— Мы понимаем, понимаем, — согласно закивал Иван Степанович. — Очень уж стояние в очередях нервы выматывает. И обидно, конечно, вы правы. Мы фашисту голову скрутили, двадцать миллионов жизней не пощадили, а очереди — больше довоенных. Может, вредительство какое?.. — Он вдруг спохватился, что ляпнул нечто из прошлых формулировок, испугался, потоптался немного и сказал вдруг:
— Может, пойдем отсюда, а, Лидочка? Ну их, бутылки эти.
— Нет уж, Ванечка, столько стояли, а теперь — домой? Нет уж, достоим. Мы ведь с тобой и не такое выдерживали…
А очередь тем временем жила своей жизнью, жизнью отдельных людей, добровольно выстроившихся друг за другом в стремлении к общей цели.
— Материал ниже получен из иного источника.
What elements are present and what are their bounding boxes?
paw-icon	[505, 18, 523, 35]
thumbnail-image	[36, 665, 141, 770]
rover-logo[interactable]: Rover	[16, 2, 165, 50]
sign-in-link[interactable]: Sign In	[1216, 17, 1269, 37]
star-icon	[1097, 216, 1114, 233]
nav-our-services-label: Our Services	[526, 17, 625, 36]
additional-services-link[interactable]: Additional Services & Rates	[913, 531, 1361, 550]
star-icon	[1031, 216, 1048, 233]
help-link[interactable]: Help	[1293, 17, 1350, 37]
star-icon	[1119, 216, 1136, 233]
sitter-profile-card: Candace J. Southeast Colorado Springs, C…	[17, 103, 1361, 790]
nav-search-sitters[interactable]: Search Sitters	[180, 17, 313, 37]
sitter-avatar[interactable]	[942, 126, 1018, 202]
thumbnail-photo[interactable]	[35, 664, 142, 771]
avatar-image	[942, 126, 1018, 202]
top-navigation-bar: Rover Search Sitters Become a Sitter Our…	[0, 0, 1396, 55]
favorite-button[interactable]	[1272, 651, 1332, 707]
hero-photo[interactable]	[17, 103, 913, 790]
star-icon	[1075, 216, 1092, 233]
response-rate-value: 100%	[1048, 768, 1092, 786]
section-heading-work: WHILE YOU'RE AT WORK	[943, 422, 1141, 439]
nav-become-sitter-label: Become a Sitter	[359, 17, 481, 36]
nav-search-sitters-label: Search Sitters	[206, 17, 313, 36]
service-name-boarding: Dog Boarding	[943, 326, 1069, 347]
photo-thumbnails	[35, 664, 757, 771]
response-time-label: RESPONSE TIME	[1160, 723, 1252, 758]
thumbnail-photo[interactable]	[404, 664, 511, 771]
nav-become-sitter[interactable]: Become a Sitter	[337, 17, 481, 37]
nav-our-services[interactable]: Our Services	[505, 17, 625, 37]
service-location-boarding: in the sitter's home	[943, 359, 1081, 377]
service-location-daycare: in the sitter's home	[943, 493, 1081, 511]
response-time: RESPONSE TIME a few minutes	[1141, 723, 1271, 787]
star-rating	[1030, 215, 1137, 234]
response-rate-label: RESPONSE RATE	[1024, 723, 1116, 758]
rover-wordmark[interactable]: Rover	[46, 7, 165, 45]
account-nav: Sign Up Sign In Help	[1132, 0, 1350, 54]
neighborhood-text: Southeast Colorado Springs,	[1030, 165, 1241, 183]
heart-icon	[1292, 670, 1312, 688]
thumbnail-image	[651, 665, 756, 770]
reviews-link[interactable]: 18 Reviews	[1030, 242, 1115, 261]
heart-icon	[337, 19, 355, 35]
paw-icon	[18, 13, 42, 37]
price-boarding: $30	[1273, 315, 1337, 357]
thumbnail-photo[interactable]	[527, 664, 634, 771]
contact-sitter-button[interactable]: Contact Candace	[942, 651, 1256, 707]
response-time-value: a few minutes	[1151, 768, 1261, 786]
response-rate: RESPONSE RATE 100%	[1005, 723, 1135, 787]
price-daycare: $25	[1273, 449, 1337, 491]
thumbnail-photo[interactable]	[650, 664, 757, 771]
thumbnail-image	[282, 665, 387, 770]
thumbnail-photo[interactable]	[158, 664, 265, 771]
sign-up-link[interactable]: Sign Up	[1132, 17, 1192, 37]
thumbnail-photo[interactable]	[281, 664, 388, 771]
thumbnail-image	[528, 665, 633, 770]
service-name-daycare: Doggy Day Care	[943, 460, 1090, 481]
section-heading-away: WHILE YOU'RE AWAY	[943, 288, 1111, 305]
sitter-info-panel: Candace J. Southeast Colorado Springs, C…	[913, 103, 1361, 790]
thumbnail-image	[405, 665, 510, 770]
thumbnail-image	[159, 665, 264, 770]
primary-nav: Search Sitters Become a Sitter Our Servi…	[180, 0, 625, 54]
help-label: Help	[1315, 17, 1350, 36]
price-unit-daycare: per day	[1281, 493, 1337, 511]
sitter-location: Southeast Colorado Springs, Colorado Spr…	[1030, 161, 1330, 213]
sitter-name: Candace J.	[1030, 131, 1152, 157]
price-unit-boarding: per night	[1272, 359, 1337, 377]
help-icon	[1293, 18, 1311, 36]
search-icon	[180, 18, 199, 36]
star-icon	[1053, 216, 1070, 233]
Цель эта была равно достижима для каждого, и поэтому здесь не было ни особых ссор, ни сведения счетов, ни попыток поставить себя в положение исключительное. Нет, все добровольцы знали, на что они шли, а потому и запаслись достаточным терпением. И если очередь гудела — так сдержанно, если вздыхала — то разом, а если топталась, то на месте, только чтобы размять ноги. Она была несравненно больше обычных очередей за мясом, колбасой, сыром или маслом, но в отличие от них — женских, истерично крикливых, недоверчивых, суетливых — обладала внутренним порядком, спокойной выдержкой и даже известным достоинством. И когда Иван Степанович осознал эту разницу, удивился:
— Знаешь, Лидочка, люди-то у нас больно хороши. В такой очереди, а стоят себе смирно, покойно. И никакие не алкаши мы: просто судьба на нас всю жизнь сбоку глядит.
— Точно, Ванечка, — вздохнула жена, — сбоку, это точно.
— Ведет! — сказал полный, стоявший за ними. — А я что говорил?
К ним приближались оскорбленная старуха и солидный мужчина в дубленке. Лицо у мужчины было хмуро отрешенным и одновременно брезгливым, точно он делал очереди невесть какое одолжение.
— Это вместо меня, значит, — поспешно сказала старуха. — Сосед мой. А мне и вина вашего не надо. Не надо!..
И поспешно засеменила прочь. А полный весело поинтересовался:
— Эй, сосед, сколько бабуле за очередь отвалил?
— Вы ко мне? — дубленка с достоинством, всем телом повернулась. — А вам что за дело? Я же, кажется, у вас не спрашиваю?
— Чего, например? — грубовато отозвался мужчина. — Ты, дядя, тут не рыпайся, тут все равны, это тебе не в кабинете сидеть. Тут, чтоб ты знал, полная демократия с гласностью уже выполнены и перевыполнены.
— Но вы таким тоном спросили…
— Товарищи, пожалуйста, прошу, прошу, — зачастил миролюбивый Иван Степанович. — Знаете, как-то даже неудобно, честное слово. За таким, можно сказать, продуктом стоим, дружно стоим, чинно и мирно.
Засмущались его соседи. Переглянулись, дубленка полного сигаретой угостила, усмехнулись почти по-приятельски.
— Я ведь только ценой за место поинтересовался.
— Три рубля, — вздохнула дубленка. — Думаете, я из-за этого трояка расстроился? Да наплевать, я из-за спекуляции расстроился. Сами же ее и порождаем, сами, добровольно! То, понимаете ли, дефицитом, то неритмичным снабжением, то вот такими не очень продуманными мерами по борьбе с пьянством накануне праздника.
— Тут они — мастаки, — угрюмо согласился полный. — Что им очередь наша, им ведь в ней не стоять: в спецбуфете либо в спецзаказе наверняка бутылек-другой подсунут.
— Чего не знаю, о том не говорю, — строго определила свою позицию дубленка. — Но ведь всем известно, что существуют народные и государственные праздники, так зачем же усложнять населению жизнь? Надо усложнять, когда нет никаких праздников, когда в очереди, как правило, либо употребляющие регулярно, либо бездельники, либо спекулянты. Это был бы разумный государственный подход.
— Усложнять никогда не надо, — не согласился полный. — Упрощать надо, и так все за усложняли — ни вздохнуть, ни пер… Извиняюсь, мамаша, конечно, сорвалось.
Он пытался порою вовлечь в общий разговор застенчиво помалкивающих стариков. То ли симпатичны они ему были, то ли жалел он их, то ли, наоборот, с трудом выносил их инородные в этой очереди смущенные лица. Как бы там ни было, а обращался он к ним с неизменным грубоватым добродушием.